Wow, this one touched me and I think this is a positive when one looks at it the right way, which is unique for all of us. My entire life my path has been different. The only times I have felt truly lost were the times I was walking what I thought was “the path!”
I’m sure you know what I mean, the spouse chosen to fit a preconcieved notion of what our spouse should be. Then, the children, the activities, the two cars, the apartment, the house, the bigger house, the acquisition of things and realizing that this isn’t your journey. This is followed by the unraveling of that path, stopping dead in your tracks! You looking around and not recognizing the surroundings, you’re lost!

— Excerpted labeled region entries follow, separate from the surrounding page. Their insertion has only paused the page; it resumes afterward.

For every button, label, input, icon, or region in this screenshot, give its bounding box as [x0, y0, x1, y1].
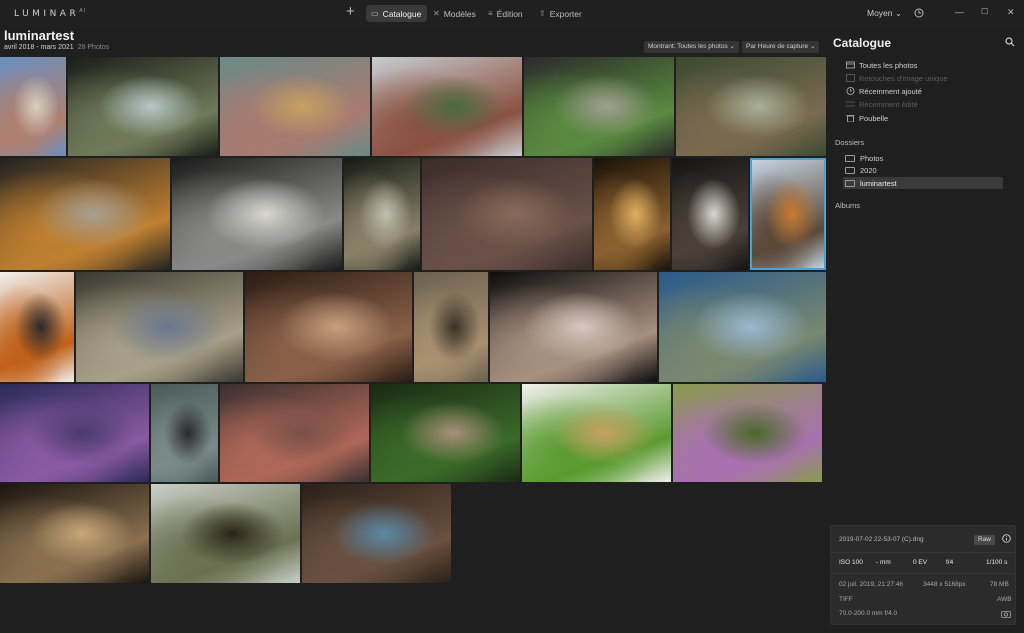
photo-thumbnail-beetle-on-buds[interactable] — [151, 484, 300, 583]
photo-thumbnail-sea-turtle[interactable] — [659, 272, 826, 382]
filter-dropdown[interactable]: Montrant: Toutes les photos ⌄ — [644, 41, 739, 53]
photo-count: 28 Photos — [77, 44, 110, 51]
library-single-edits[interactable]: Retouches d'image unique — [846, 72, 948, 84]
photo-thumbnail-cathedral-vault[interactable] — [76, 272, 243, 382]
tab-edition[interactable]: ≡ Édition — [483, 5, 529, 22]
photo-thumbnail-skulls[interactable] — [0, 484, 149, 583]
library-recently-added[interactable]: Récemment ajouté — [846, 85, 922, 97]
page-title: luminartest — [4, 28, 75, 43]
photo-thumbnail-scorpionfish[interactable] — [220, 384, 369, 482]
top-bar: LUMINARAI + ▭ Catalogue ✕ Modèles ≡ Édit… — [0, 0, 1024, 26]
sliders-icon — [846, 101, 855, 107]
photo-thumbnail-pergola-garden[interactable] — [524, 57, 674, 156]
photo-thumbnail-hornet[interactable] — [0, 272, 74, 382]
file-type: TIFF — [839, 596, 853, 603]
folder-icon — [845, 154, 855, 162]
photos-icon — [846, 61, 855, 69]
photo-thumbnail-framed-painting[interactable] — [490, 272, 657, 382]
folder-2020[interactable]: 2020 — [843, 164, 1003, 176]
maximize-icon[interactable]: ☐ — [981, 7, 988, 17]
add-photos-icon[interactable]: + — [346, 4, 355, 20]
iso-value: ISO 100 — [839, 559, 863, 566]
date-range: avril 2018 - mars 2021 28 Photos — [4, 44, 110, 51]
photo-thumbnail-old-town-river[interactable] — [372, 57, 522, 156]
folder-luminartest[interactable]: luminartest — [843, 177, 1003, 189]
clock-icon — [846, 87, 855, 95]
info-history-icon[interactable] — [914, 8, 924, 18]
format-badge: Raw — [974, 535, 996, 545]
photo-thumbnail-statue[interactable] — [151, 384, 218, 482]
lens-info: 70.0-200.0 mm f/4.0 — [839, 610, 898, 617]
albums-heading[interactable]: Albums — [835, 201, 860, 210]
photo-thumbnail-damselfly-portrait[interactable] — [344, 158, 420, 270]
folder-icon — [845, 166, 855, 174]
photo-thumbnail-butterfly-wing-closeup[interactable] — [0, 158, 170, 270]
minimize-icon[interactable]: — — [955, 7, 964, 17]
photo-thumbnail-arches-courtyard[interactable] — [245, 272, 412, 382]
photo-thumbnail-cuttlefish[interactable] — [0, 384, 149, 482]
photo-grid — [0, 57, 826, 584]
folder-icon — [845, 179, 855, 187]
image-dimensions: 3448 x 5168px — [923, 581, 966, 588]
chevron-down-icon: ⌄ — [894, 8, 903, 18]
single-edit-icon — [846, 74, 855, 82]
tab-exporter[interactable]: ⇪ Exporter — [534, 5, 588, 22]
folder-icon: ▭ — [371, 9, 379, 18]
focal-length: - mm — [876, 559, 891, 566]
wand-icon: ✕ — [433, 9, 440, 18]
photo-thumbnail-damselfly[interactable] — [172, 158, 342, 270]
file-name: 2019-07-02 22-53-07 (C).dng — [839, 536, 924, 543]
shutter-speed: 1/100 s — [986, 559, 1008, 566]
white-balance: AWB — [997, 596, 1012, 603]
sliders-icon: ≡ — [488, 9, 493, 18]
photo-thumbnail-lioness[interactable] — [414, 272, 488, 382]
photo-thumbnail-fly-closeup[interactable] — [750, 158, 826, 270]
library-trash[interactable]: Poubelle — [846, 112, 888, 124]
photo-thumbnail-bee-on-flowers[interactable] — [220, 57, 370, 156]
capture-date: 02 juil. 2019, 21:27:46 — [839, 581, 903, 588]
export-icon: ⇪ — [539, 9, 546, 18]
panel-title: Catalogue — [833, 36, 892, 50]
camera-icon — [1001, 611, 1011, 618]
aperture-value: f/4 — [946, 559, 954, 566]
photo-thumbnail-half-timbered-houses[interactable] — [0, 57, 66, 156]
trash-icon — [846, 115, 855, 122]
photo-info-card: 2019-07-02 22-53-07 (C).dng Raw ISO 100 … — [830, 525, 1016, 625]
photo-thumbnail-chandelier[interactable] — [594, 158, 670, 270]
photo-thumbnail-bonsai-tree[interactable] — [676, 57, 826, 156]
tab-modeles[interactable]: ✕ Modèles — [428, 5, 482, 22]
library-all-photos[interactable]: Toutes les photos — [846, 59, 917, 71]
photo-thumbnail-oval-windows[interactable] — [672, 158, 748, 270]
app-logo: LUMINARAI — [14, 8, 87, 19]
photo-thumbnail-tree-frog-white[interactable] — [522, 384, 671, 482]
search-icon[interactable] — [1005, 37, 1015, 47]
exposure-value: 0 EV — [913, 559, 928, 566]
close-icon[interactable]: ✕ — [1007, 7, 1015, 17]
folder-photos[interactable]: Photos — [843, 152, 1003, 164]
photo-thumbnail-butterfly-on-leaf[interactable] — [371, 384, 520, 482]
sort-dropdown[interactable]: Par Heure de capture ⌄ — [742, 41, 820, 53]
file-size: 78 MB — [990, 581, 1009, 588]
photo-thumbnail-dome-ceiling[interactable] — [422, 158, 592, 270]
folders-heading: Dossiers — [835, 138, 865, 147]
info-icon[interactable] — [1002, 534, 1011, 543]
tab-catalogue[interactable]: ▭ Catalogue — [366, 5, 428, 22]
library-recently-edited[interactable]: Récemment édité — [846, 98, 918, 110]
photo-thumbnail-spider[interactable] — [302, 484, 451, 583]
photo-thumbnail-tree-frog-flowers[interactable] — [673, 384, 822, 482]
photo-thumbnail-tree-in-park[interactable] — [68, 57, 218, 156]
thumbnail-size-select[interactable]: Moyen ⌄ — [867, 8, 902, 19]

Only then do you start to try and find your road, and myself I was so far lost that getting back onto my path required me take so many unfamiliar roads. I’ve only recently realized that I can’t judge my success by the ability of others to read a compass. I have to be happy with my journey and be happy that I am putting on so much mileage. When I was lost I wasn’t moving. I was spinning my wheels. For so many years after I was getting frustrated at the pace that everyone around me seemed to find their way. That isn’t me, that isn’t my path. I can’t just find a road and throw on the cruise-control. I yearn the feeling of driving, accelerating, slowing down, taking a tight turn and feeling the wind in my hair. I am most alive when I’m taking my journey offroad.

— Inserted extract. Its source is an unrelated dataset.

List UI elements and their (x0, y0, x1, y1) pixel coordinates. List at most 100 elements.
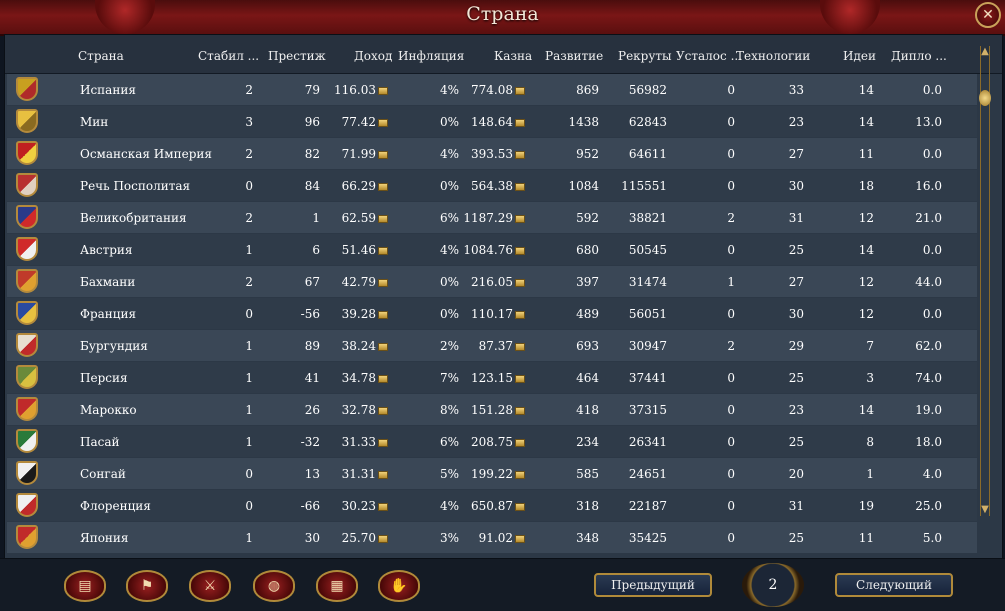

The point is, to find my happiness, find my path and really live, I have to accept that no two paths are the same and that I can’t measure mine by any comparison to those around me. I’m unique, we are all unique. It is ok to be where I am, that the passion, happiness and energy comes from just traveling with no agenda. For me, screw the map, I’m making my own way. And to those that are with me, buckle up and enjoy the ride. This will continue to be fun.